Tuesday, April 30, 2013

Ancient Civilizations: Lost Discoveries and Theoriums



Twenty-four centuries before Isaac Newton, the Hindu Rig-Veda asserted that gravitation held the Universe together, though the Hindu hypothesis was far less rigorous than Newton's. The Sanskrit-speaking Aryans subscribed to the idea of a spherical Earth in an era when the Greeks believed in a flat one.


Creation stories fall fairly into categories: the primal earth or water mother who spontaneously creates the Universe from her body; the sole male progenitor, like the Judeo-Christian God, who creates the Universe from thought or word; the "world parents," whose procreative union gives birth to the cosmos; the world egg and world tree; the cosmic serpent. All these refer to cosmological theories of creation out of chaos (plasma cosmology), a universe without beginning or end (steady state), or cycles of cosmic birth and destruction (altering universes).

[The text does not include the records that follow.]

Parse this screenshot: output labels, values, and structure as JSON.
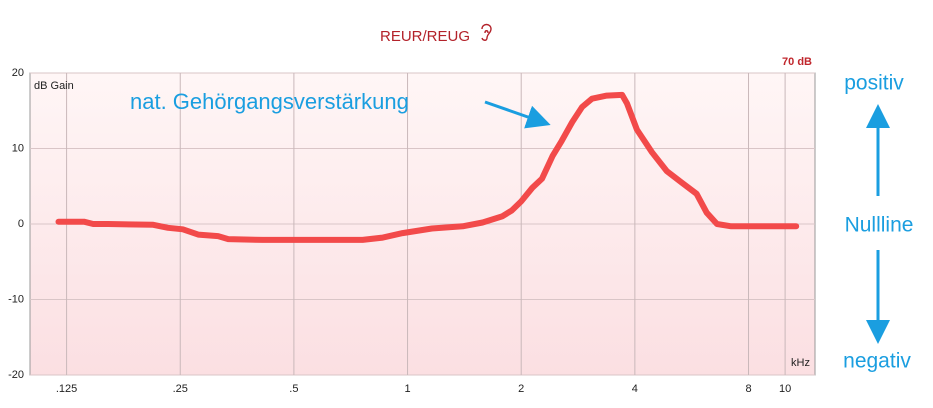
{
  "chart_data": {
    "type": "line",
    "title": "REUR/REUG",
    "level_label": "70 dB",
    "y_label": "dB Gain",
    "x_label": "kHz",
    "annotation": "nat. Gehörgangsverstärkung",
    "side_labels": [
      "positiv",
      "Nullline",
      "negativ"
    ],
    "log_x": true,
    "grid": true,
    "color": "#f24a4a",
    "x": [
      0.119,
      0.139,
      0.147,
      0.161,
      0.212,
      0.232,
      0.254,
      0.279,
      0.315,
      0.335,
      0.414,
      0.76,
      0.86,
      0.97,
      1.16,
      1.4,
      1.58,
      1.78,
      1.89,
      2.0,
      2.14,
      2.27,
      2.42,
      2.56,
      2.73,
      2.9,
      3.08,
      3.37,
      3.7,
      3.81,
      4.05,
      4.44,
      4.86,
      5.32,
      5.83,
      6.2,
      6.6,
      7.2,
      10.7
    ],
    "values": [
      0.3,
      0.3,
      0,
      0,
      -0.1,
      -0.5,
      -0.7,
      -1.4,
      -1.6,
      -2.0,
      -2.1,
      -2.1,
      -1.8,
      -1.2,
      -0.6,
      -0.3,
      0.2,
      1.0,
      1.8,
      3.0,
      4.8,
      6.0,
      9.0,
      11.0,
      13.5,
      15.5,
      16.6,
      17.0,
      17.1,
      16.0,
      12.5,
      9.5,
      7.0,
      5.5,
      4.0,
      1.5,
      0,
      -0.3,
      -0.3
    ],
    "xlim": [
      0.1,
      12
    ],
    "ylim": [
      -20,
      20
    ],
    "xticks": [
      {
        "value": 0.125,
        "label": ".125"
      },
      {
        "value": 0.25,
        "label": ".25"
      },
      {
        "value": 0.5,
        "label": ".5"
      },
      1,
      2,
      4,
      8,
      10
    ],
    "yticks": [
      20,
      10,
      0,
      -10,
      -20
    ]
  }
}
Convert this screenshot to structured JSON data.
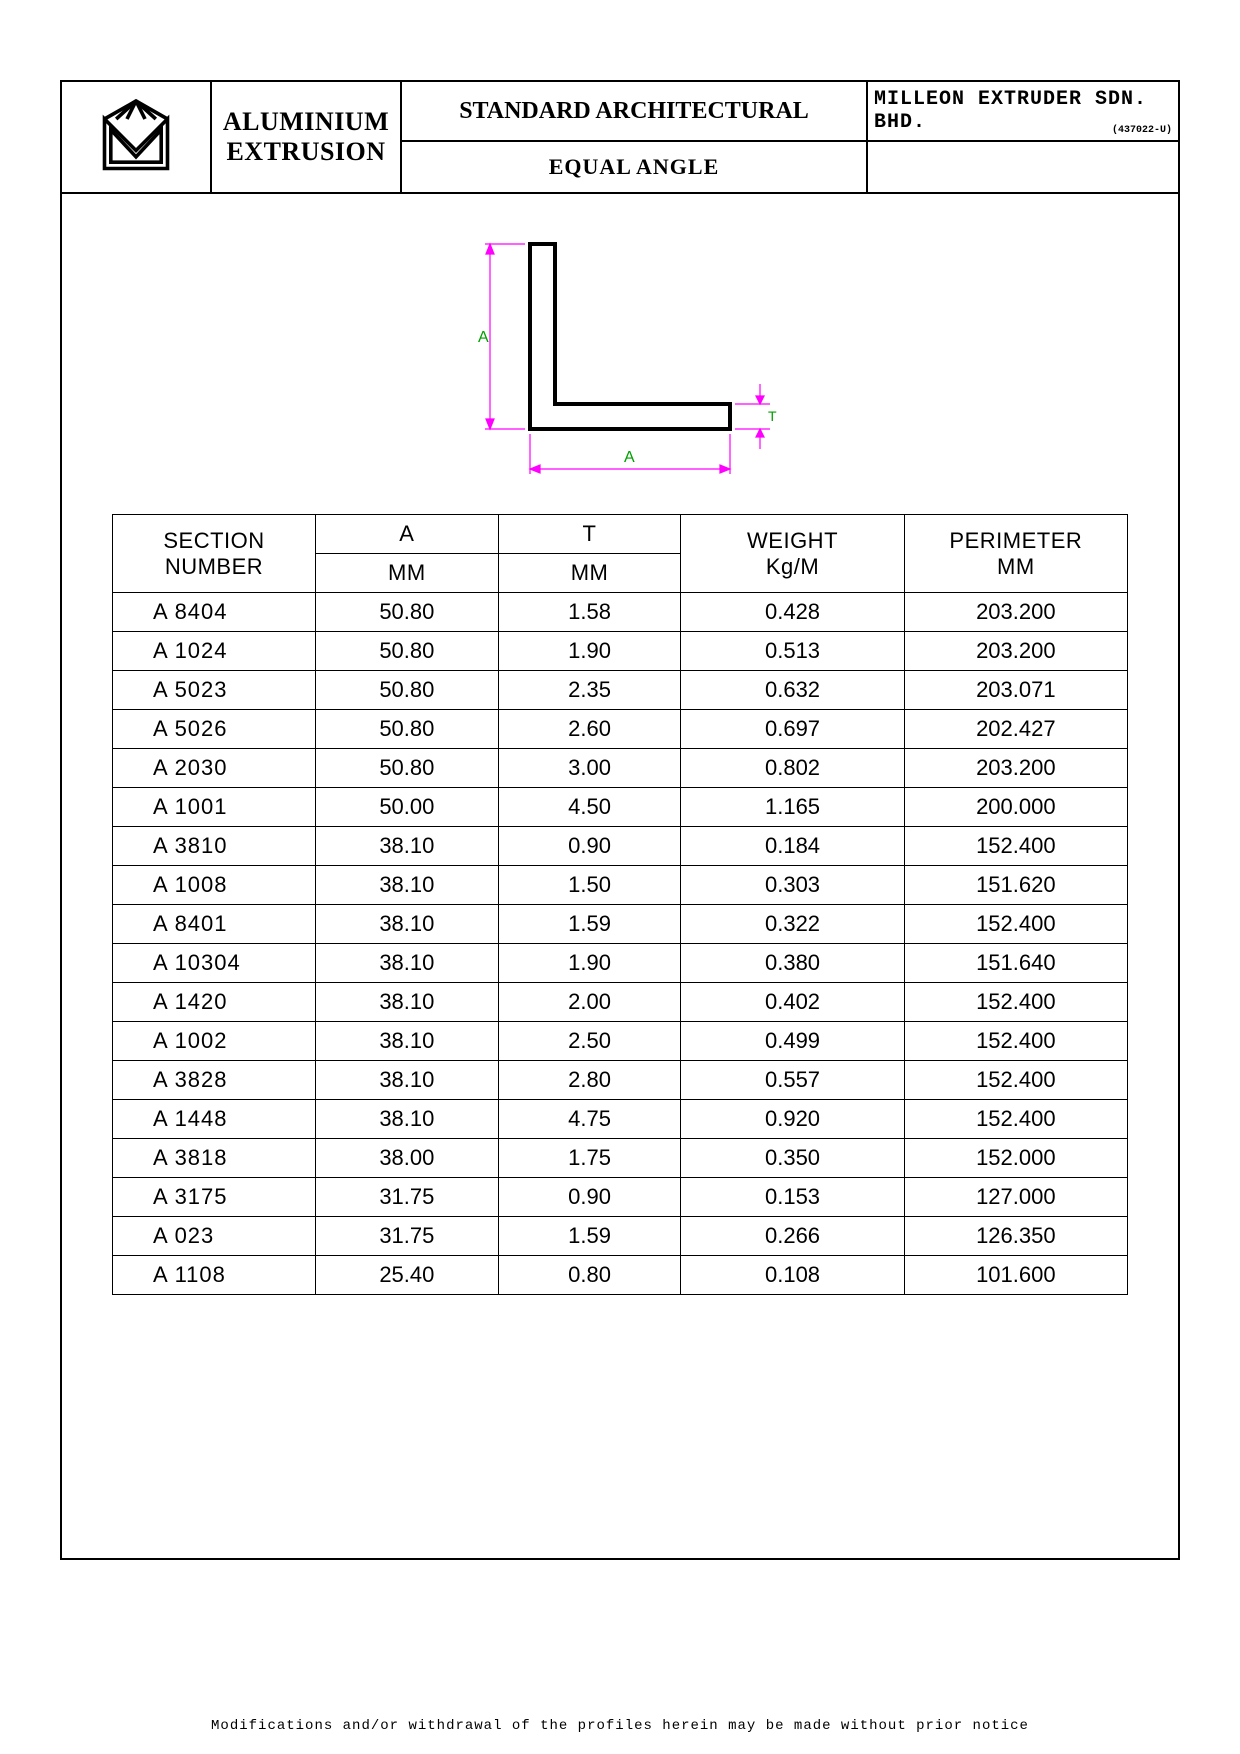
{
  "header": {
    "left_label": "ALUMINIUM EXTRUSION",
    "top_center": "STANDARD ARCHITECTURAL",
    "bottom_center": "EQUAL ANGLE",
    "company": "MILLEON EXTRUDER SDN. BHD.",
    "reg_no": "(437022-U)"
  },
  "diagram": {
    "profile_stroke": "#000000",
    "profile_stroke_width": 4,
    "dim_color_a": "#ff00ff",
    "dim_color_t": "#00a000",
    "label_a_v": "A",
    "label_a_h": "A",
    "label_t": "T"
  },
  "table": {
    "columns": {
      "section": {
        "line1": "SECTION",
        "line2": "NUMBER"
      },
      "a": {
        "line1": "A",
        "line2": "MM"
      },
      "t": {
        "line1": "T",
        "line2": "MM"
      },
      "weight": {
        "line1": "WEIGHT",
        "line2": "Kg/M"
      },
      "perimeter": {
        "line1": "PERIMETER",
        "line2": "MM"
      }
    },
    "rows": [
      {
        "section": "A  8404",
        "a": "50.80",
        "t": "1.58",
        "weight": "0.428",
        "perimeter": "203.200"
      },
      {
        "section": "A  1024",
        "a": "50.80",
        "t": "1.90",
        "weight": "0.513",
        "perimeter": "203.200"
      },
      {
        "section": "A  5023",
        "a": "50.80",
        "t": "2.35",
        "weight": "0.632",
        "perimeter": "203.071"
      },
      {
        "section": "A  5026",
        "a": "50.80",
        "t": "2.60",
        "weight": "0.697",
        "perimeter": "202.427"
      },
      {
        "section": "A  2030",
        "a": "50.80",
        "t": "3.00",
        "weight": "0.802",
        "perimeter": "203.200"
      },
      {
        "section": "A  1001",
        "a": "50.00",
        "t": "4.50",
        "weight": "1.165",
        "perimeter": "200.000"
      },
      {
        "section": "A  3810",
        "a": "38.10",
        "t": "0.90",
        "weight": "0.184",
        "perimeter": "152.400"
      },
      {
        "section": "A  1008",
        "a": "38.10",
        "t": "1.50",
        "weight": "0.303",
        "perimeter": "151.620"
      },
      {
        "section": "A  8401",
        "a": "38.10",
        "t": "1.59",
        "weight": "0.322",
        "perimeter": "152.400"
      },
      {
        "section": "A  10304",
        "a": "38.10",
        "t": "1.90",
        "weight": "0.380",
        "perimeter": "151.640"
      },
      {
        "section": "A  1420",
        "a": "38.10",
        "t": "2.00",
        "weight": "0.402",
        "perimeter": "152.400"
      },
      {
        "section": "A  1002",
        "a": "38.10",
        "t": "2.50",
        "weight": "0.499",
        "perimeter": "152.400"
      },
      {
        "section": "A  3828",
        "a": "38.10",
        "t": "2.80",
        "weight": "0.557",
        "perimeter": "152.400"
      },
      {
        "section": "A  1448",
        "a": "38.10",
        "t": "4.75",
        "weight": "0.920",
        "perimeter": "152.400"
      },
      {
        "section": "A  3818",
        "a": "38.00",
        "t": "1.75",
        "weight": "0.350",
        "perimeter": "152.000"
      },
      {
        "section": "A  3175",
        "a": "31.75",
        "t": "0.90",
        "weight": "0.153",
        "perimeter": "127.000"
      },
      {
        "section": "A  023",
        "a": "31.75",
        "t": "1.59",
        "weight": "0.266",
        "perimeter": "126.350"
      },
      {
        "section": "A  1108",
        "a": "25.40",
        "t": "0.80",
        "weight": "0.108",
        "perimeter": "101.600"
      }
    ]
  },
  "footer_note": "Modifications and/or withdrawal of the profiles herein may be made without prior notice"
}
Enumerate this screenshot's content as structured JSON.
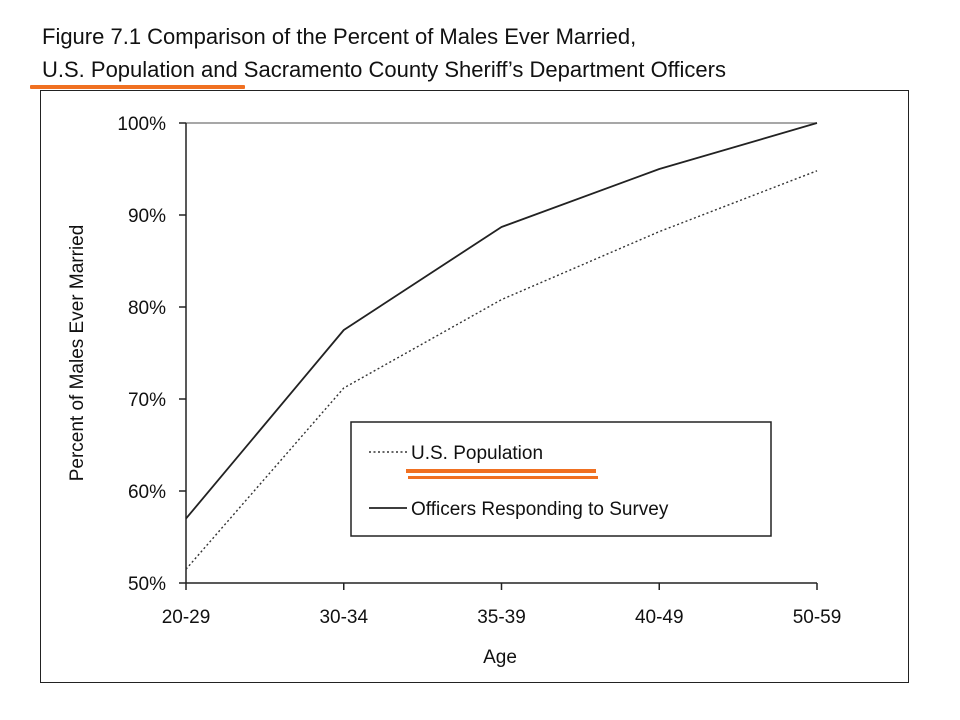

Let's examine cosmologies of four pre-Western cultures: Mesopotamia, Mayan mesoamerica, Oceania, and India. Mesopotamia has long since become dust; Mayan civilization has severely diminished, but remnants of it exist (more than 2 million Yucatecans call themselves Mayan, speaking twenty-nine dialects); there are also remnants of the original Oceanic cultures; and Indian Hindu culture still thrives in modern form.

Mesoamerican, Mesopotamian and Indian societies represent complex, literate civilizations, while the oral traditions of Oceania are dismissed by some with the negative buzzword primitive. Yet all four cosmologies have similarities: an initial separation of primal elements, cosmos made of successive levels, and a divine lineage that inevitably leads back to human geneology. Most cosmologies, including our own, contain inconsistencies and contradictions.

Next the sun, moon, and stars are sown. The ancient Mayans conceived of this as "sowing" and also "dawning," because they connected the planting of seeds, which push up from underground to grow, with the dawning of the celestial bodies, which they believed traveled through the underworld before rising in the east.

In translating the Popol Vuh, Andres Xiloj Peruch, a modern Mayan spiritual leader, interpreted the ancient text according to still-existent Mayan beliefs. Present-day Mayan fireplaces include three heartstones set in a triangle, a prepresentation of a modern Quiche' Mayan heartstone constellation formed by three stars in Orion - Alnitak, Saiph, and Rigel. During the destruction of the third creation, the Popol Vuh states, "The.. heartstones were shooting out, coming right out of the fire, going for (the men's) heads." this, according to Xiloj Peruch, is an image of a volcano and an oblique reference to the cosmic hearth.

Further evidence comes from ancient Mayan scribes at Palenque and Quirigu, who wrote that at the end of the previous age, three heartstones ushered in a new age. There was a disagreement with two spiritual advisors over whether the August 3114 date and the ascension of the stars in Orion represent the end of the old age or the beginning of the new age, but it's clear that the heartstones represent a major turning point.